Mohon tunggu...
Redemptus Rizky
Redemptus Rizky Mohon Tunggu... Freelancer - Freelancer

'pura-pura' penulis

Selanjutnya

Tutup

Sosbud Artikel Utama

Elegi Rupiah Rayap: Tukang Becak Vs Aspal Jalanan

25 Mei 2019   04:31 Diperbarui: 19 Oktober 2019   21:48 360
+
Laporkan Konten
Laporkan Akun
Kompasiana adalah platform blog. Konten ini menjadi tanggung jawab bloger dan tidak mewakili pandangan redaksi Kompas.
Lihat foto
Tukang Becak mengatarkan penumpang yang membawa meja (Sumber: Dokumentasi Pribadi)

Kisah tentang rupiah memang tak akan lekang ditelan waktu. Tuan besar ini rupanya sudah begitu lihai merubah wujud dan rupanya. Ia kadang menyelinap dalam kisah penghidupan, dalam kisah perjuangan, dalam kisah merdeka, dalam kisah mati, bahkan juga dalam kisah cinta. Konon, tentang kisah surga sekalipun. Komersialisasi surga pun bukan hal baru lagi bagi umat manusia. Singkatnya, semua kisah yang pernah diproduksi manusia hampir semuanya telah dimasuki rupiah. Demikian singkatnya rupiah berkisah. Jadi, jika Tuhan adalah sutradara hidup manusia, maka uang adalah Tuhan bagi sebagian orang.

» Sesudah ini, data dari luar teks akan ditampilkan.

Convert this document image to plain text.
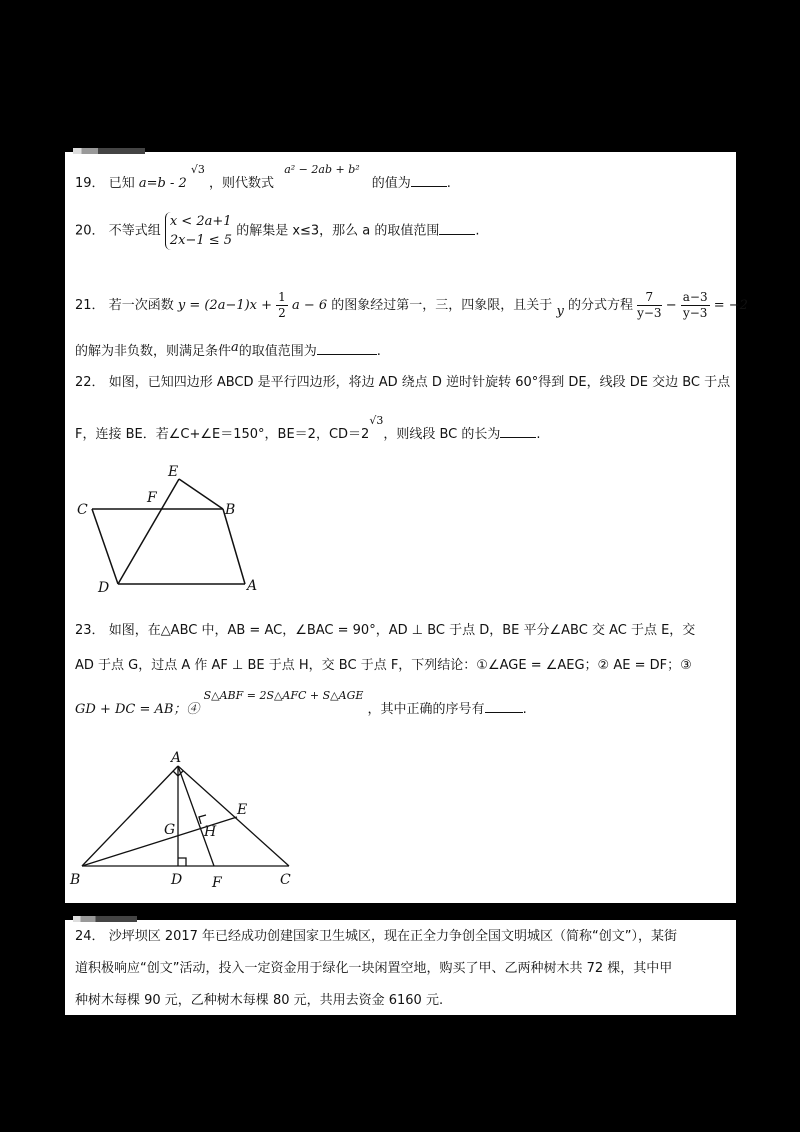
19． 已知 a=b - 2 $^{√3}$ ，则代数式 $^{a^2 - 2ab + b^2}$ 的值为	.
20． 不等式组
x < 2a+1
2x−1 ≤ 5
的解集是 x≤3，那么 a 的取值范围	.
21． 若一次函数 $y = (2a-1)x + \frac{1}{2}$ a − 6 的图象经过第一，三，四象限，且关于 y 的分式方程 $\frac{7}{y-3} - \frac{a-3}{y-3} = -2$
的解为非负数，则满足条件a的取值范围为	.
22． 如图，已知四边形 ABCD 是平行四边形，将边 AD 绕点 D 逆时针旋转 60°得到 DE，线段 DE 交边 BC 于点
F，连接 BE．若∠C+∠E＝150°，BE＝2，$CD=2^{√3}$，则线段 BC 的长为	.
E
F
C	B
D	A
23． 如图，在△ABC 中，AB = AC，∠BAC = 90°，AD ⊥ BC 于点 D，BE 平分∠ABC 交 AC 于点 E，交
AD 于点 G，过点 A 作 AF ⊥ BE 于点 H，交 BC 于点 F，下列结论：①∠AGE = ∠AEG；② AE = DF；③
GD + DC = AB；④ $^{S\triangle ABF = 2S\triangle AFC + S\triangle AGE}$ ，其中正确的序号有	.
A
B	C
D
E
F
G H
24． 沙坪坝区 2017 年已经成功创建国家卫生城区，现在正全力争创全国文明城区（简称“创文”），某街
道积极响应“创文”活动，投入一定资金用于绿化一块闲置空地，购买了甲、乙两种树木共 72 棵，其中甲
种树木每棵 90 元，乙种树木每棵 80 元，共用去资金 6160 元.
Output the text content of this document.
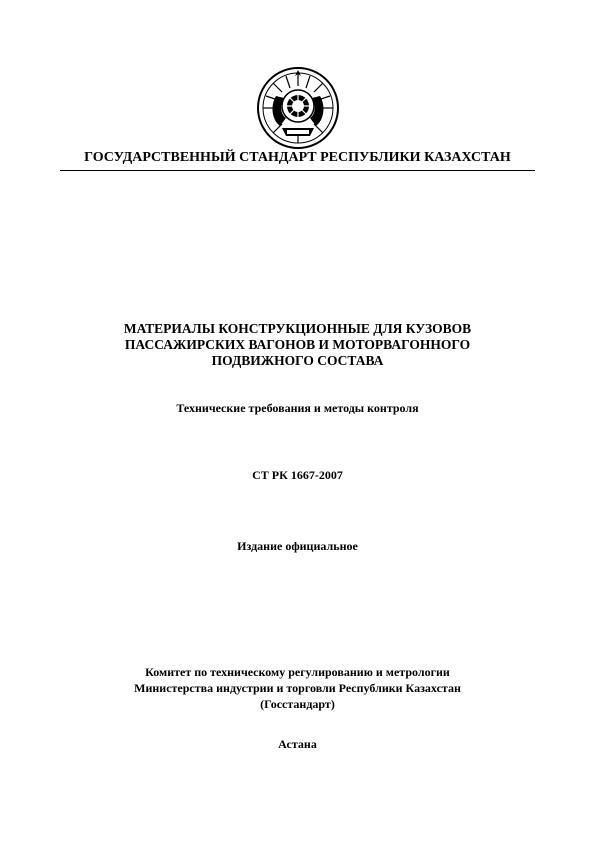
ГОСУДАРСТВЕННЫЙ СТАНДАРТ РЕСПУБЛИКИ КАЗАХСТАН
МАТЕРИАЛЫ КОНСТРУКЦИОННЫЕ ДЛЯ КУЗОВОВ
ПАССАЖИРСКИХ ВАГОНОВ И МОТОРВАГОННОГО
ПОДВИЖНОГО СОСТАВА
Технические требования и методы контроля
СТ РК 1667-2007
Издание официальное
Комитет по техническому регулированию и метрологии
Министерства индустрии и торговли Республики Казахстан
(Госстандарт)
Астана
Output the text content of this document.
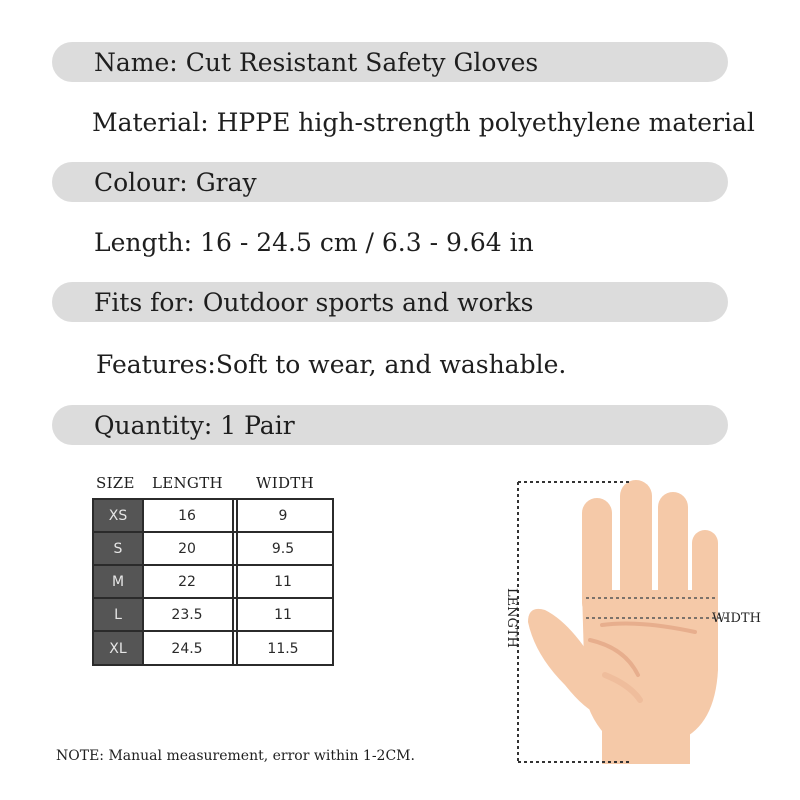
Name: Cut Resistant Safety Gloves
Material: HPPE high-strength polyethylene material
Colour: Gray
Length: 16 - 24.5 cm / 6.3 - 9.64 in
Fits for: Outdoor sports and works
Features: Soft to wear, and washable.
Quantity: 1 Pair
SIZE LENGTH WIDTH
XS	16	9
S	20	9.5
M	22	11
L	23.5	11
XL	24.5	11.5
LENGTH	WIDTH
NOTE: Manual measurement, error within 1-2CM.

Kisah tantang rupiah yang diangkat dalam tulisan ini adalah secuil kisah tentang rupiah yang ada dalam kisah hidup, perjuangan, kegetiran, kecemasan, dan "kayuh-mengkayuh" seorang tukang becak di daerah Kotagede, Yogyakarta. Tulisan ini berusaha menceritakan bagaimana ia menjalani pekerjaannya sebagai tukang becak di tengah gempuran modernisasi. Tentang bagaimana ia menafkahi keluarganya. Dan tentang rupiah yang tidak pernah berubah dan peduli ketika semuanya berubah. 

Siapa yang diceritakan dalam tulisan ini tepat berada di tengah situasi ini. Ia menjadi representasi dari orang-orang yang sedang dilema antara mengikuti arus modernisasi tapi tak punya rupiah atau tetap bertahan dengan cara konvensional tapi miskin rupiah pula. Hidup tak pasti. Mungkin itulah predikat yang pantas disandang orang-orang sepertinya. Sampai pada titik ini, jika Tuhan tidak akan memberi manusia cobaan diluar kemampuannya, maka manusia-manusia seperti inilah yang pantas menjadi hidden winners atau lebih dalam lagi sebagai forgotten heroes.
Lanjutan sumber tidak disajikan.